The Art of Not Being Governed: An Anarchist History of Upland Southeast Asia
James C. Scott - 2009
This book, essentially an “anarchist history,” is the first-ever examination of the huge literature on state-making whose author evaluates why people would deliberately and reactively remain stateless. Among the strategies employed by the people of Zomia to remain stateless are physical dispersion in rugged terrain; agricultural practices that enhance mobility; pliable ethnic identities; devotion to prophetic, millenarian leaders; and maintenance of a largely oral culture that allows them to reinvent their histories and genealogies as they move between and around states.In accessible language, James Scott, recognized worldwide as an eminent authority in Southeast Asian, peasant, and agrarian studies, tells the story of the peoples of Zomia and their unlikely odyssey in search of self-determination.
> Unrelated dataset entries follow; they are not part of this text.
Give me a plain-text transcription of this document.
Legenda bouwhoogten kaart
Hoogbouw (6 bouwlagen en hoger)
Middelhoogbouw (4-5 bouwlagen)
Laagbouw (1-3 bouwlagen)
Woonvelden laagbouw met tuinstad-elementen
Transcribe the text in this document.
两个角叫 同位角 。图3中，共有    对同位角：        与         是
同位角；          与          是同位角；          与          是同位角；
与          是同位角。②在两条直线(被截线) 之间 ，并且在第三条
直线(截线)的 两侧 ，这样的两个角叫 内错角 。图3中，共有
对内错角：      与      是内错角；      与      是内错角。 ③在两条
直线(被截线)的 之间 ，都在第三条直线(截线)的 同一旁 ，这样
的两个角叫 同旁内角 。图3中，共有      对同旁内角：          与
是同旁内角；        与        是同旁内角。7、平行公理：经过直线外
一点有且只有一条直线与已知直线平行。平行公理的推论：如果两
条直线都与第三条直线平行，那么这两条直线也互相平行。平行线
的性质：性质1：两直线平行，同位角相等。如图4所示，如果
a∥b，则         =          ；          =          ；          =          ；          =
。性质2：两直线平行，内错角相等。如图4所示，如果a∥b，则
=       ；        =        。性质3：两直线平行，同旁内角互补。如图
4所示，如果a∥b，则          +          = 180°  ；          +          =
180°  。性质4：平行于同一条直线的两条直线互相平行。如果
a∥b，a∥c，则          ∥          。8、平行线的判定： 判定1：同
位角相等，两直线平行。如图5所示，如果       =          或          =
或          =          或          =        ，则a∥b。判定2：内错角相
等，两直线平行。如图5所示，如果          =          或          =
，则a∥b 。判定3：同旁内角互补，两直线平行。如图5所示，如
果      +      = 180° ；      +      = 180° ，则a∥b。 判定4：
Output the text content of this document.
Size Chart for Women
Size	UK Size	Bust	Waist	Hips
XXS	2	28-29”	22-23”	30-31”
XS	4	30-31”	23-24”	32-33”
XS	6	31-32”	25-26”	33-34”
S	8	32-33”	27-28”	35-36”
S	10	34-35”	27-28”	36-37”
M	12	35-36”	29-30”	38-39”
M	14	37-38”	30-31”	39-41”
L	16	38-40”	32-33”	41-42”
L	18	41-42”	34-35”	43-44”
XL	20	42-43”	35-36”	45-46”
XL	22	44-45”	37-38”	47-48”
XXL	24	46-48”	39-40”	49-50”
He redefines our views on Asian politics, history, demographics, and even our fundamental ideas about what constitutes civilization, and challenges us with a radically different approach to history that presents events from the perspective of stateless peoples and redefines state-making as a form of “internal colonialism.” This new perspective requires a radical reevaluation of the civilizational narratives of the lowland states. Scott’s work on Zomia represents a new way to think of area studies that will be applicable to other runaway, fugitive, and marooned communities, be they Gypsies, Cossacks, tribes fleeing slave raiders, Marsh Arabs, or San-Bushmen.